Analysis of TOP2A and AURKA expression in cell lines

To confirm our bioinformatics results, reverse transcription and quantitative real-time PCR (RT-qPCR) were conducted on lung adenocarcinoma (HCC827, A549 and H1975) cell lines and a human bronchial epithelial (HBE) cell line. A549, HCC827 and H1975 cells were purchased from the Shanghai Cell Bank (Shanghai, China) and were cultured using Roswell Park Memorial Institute (RPMI)-1640 medium (Gibco; Thermo Fisher Scientific, Inc.). The medium was supplemented with 100 U/ml penicillin and 100 µg/ml streptomycin (Gibco; Thermo Fisher Scientific, Inc.), and 10% fetal bovine serum (FBS) (Gibco; Thermo Fisher Scientific, Inc.) under a 5% CO2-containing humidified atmosphere at 37°C. Total RNA was extracted using TRIzol reagent (Invitrogen; Thermo Fisher Scientific, Inc.).
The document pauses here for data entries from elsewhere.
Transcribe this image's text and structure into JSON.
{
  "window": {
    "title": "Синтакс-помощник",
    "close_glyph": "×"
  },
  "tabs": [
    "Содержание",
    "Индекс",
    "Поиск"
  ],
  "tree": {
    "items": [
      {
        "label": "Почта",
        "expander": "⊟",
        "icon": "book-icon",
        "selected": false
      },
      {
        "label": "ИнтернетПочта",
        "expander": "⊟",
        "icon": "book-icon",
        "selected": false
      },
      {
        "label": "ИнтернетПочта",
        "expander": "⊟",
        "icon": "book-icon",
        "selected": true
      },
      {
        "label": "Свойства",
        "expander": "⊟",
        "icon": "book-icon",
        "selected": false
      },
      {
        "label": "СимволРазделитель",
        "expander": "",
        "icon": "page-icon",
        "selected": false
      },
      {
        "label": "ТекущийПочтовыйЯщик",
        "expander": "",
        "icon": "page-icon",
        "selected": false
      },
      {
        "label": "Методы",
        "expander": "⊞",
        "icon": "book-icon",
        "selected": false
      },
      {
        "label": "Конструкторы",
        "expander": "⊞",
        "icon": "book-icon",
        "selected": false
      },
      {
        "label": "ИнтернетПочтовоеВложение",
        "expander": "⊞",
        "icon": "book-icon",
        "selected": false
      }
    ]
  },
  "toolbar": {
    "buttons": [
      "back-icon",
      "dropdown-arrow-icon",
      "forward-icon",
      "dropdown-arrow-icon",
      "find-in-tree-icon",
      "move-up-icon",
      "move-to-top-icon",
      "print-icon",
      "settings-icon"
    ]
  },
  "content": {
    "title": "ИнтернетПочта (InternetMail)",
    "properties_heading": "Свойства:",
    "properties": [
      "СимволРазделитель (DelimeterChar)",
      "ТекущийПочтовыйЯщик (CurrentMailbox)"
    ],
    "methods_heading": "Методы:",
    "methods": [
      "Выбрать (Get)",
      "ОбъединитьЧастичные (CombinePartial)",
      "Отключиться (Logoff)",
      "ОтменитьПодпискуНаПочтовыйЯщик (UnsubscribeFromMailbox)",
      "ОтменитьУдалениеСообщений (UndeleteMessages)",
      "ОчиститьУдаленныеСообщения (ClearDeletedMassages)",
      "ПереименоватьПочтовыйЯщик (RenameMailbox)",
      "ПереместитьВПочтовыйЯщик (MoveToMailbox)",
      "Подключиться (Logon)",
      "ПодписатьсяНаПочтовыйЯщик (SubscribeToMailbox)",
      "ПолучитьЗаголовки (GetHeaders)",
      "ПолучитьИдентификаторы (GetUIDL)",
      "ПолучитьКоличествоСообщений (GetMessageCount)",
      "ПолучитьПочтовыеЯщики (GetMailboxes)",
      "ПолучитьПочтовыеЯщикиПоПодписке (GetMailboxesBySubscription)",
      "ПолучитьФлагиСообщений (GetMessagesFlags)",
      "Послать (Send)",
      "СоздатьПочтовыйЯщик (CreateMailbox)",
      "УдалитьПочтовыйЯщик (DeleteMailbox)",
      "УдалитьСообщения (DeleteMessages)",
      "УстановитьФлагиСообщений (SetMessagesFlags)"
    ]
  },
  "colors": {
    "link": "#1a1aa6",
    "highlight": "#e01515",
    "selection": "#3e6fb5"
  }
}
The isolated RNA was reverse-transcribed into cDNA using a reverse transcription kit (Takara, Dalian, China). RT-qPCR was performed as described in our previous research, 2 min at 50°C, 10 min at 95°C, 40 cycles at 95°C for 15 sec, and 60°C for 30 sec (19) and the results were normalized to glyceraldehyde 3-phosphate dehydrogenase (GAPDH) levels. Primers were as follows: TOP2A (forward, 5-AGGATTCCGCAGTTACGTGG-3 and reverse, 5-CATGTCTGCCGCCCTTAGAA-3) (20) and AURKA (forward, 5-TTGGGTGGTCAGTACATGCTC-3 and reverse, 5-GTGAATTCAACCCGTGAT-3) (21) and GAPDH sense, 5′-CAATGACCCCTTCATTGACC-3′ and reverse, 5′-TGGAAGATGGTGATGGGATT-3′. The statistical analyses were conducted using SPSS version 21 (IBM Corp.). Results are displayed as mean ± SEM and differences between the HBE and cancerous cell lines were analyzed by one-way ANOVA. We further used the Tukey test to determine the significance between each cancer cell line and HBE. P-value <0.05 was considered to indicate statistical significance. Each experiment was repeated three times.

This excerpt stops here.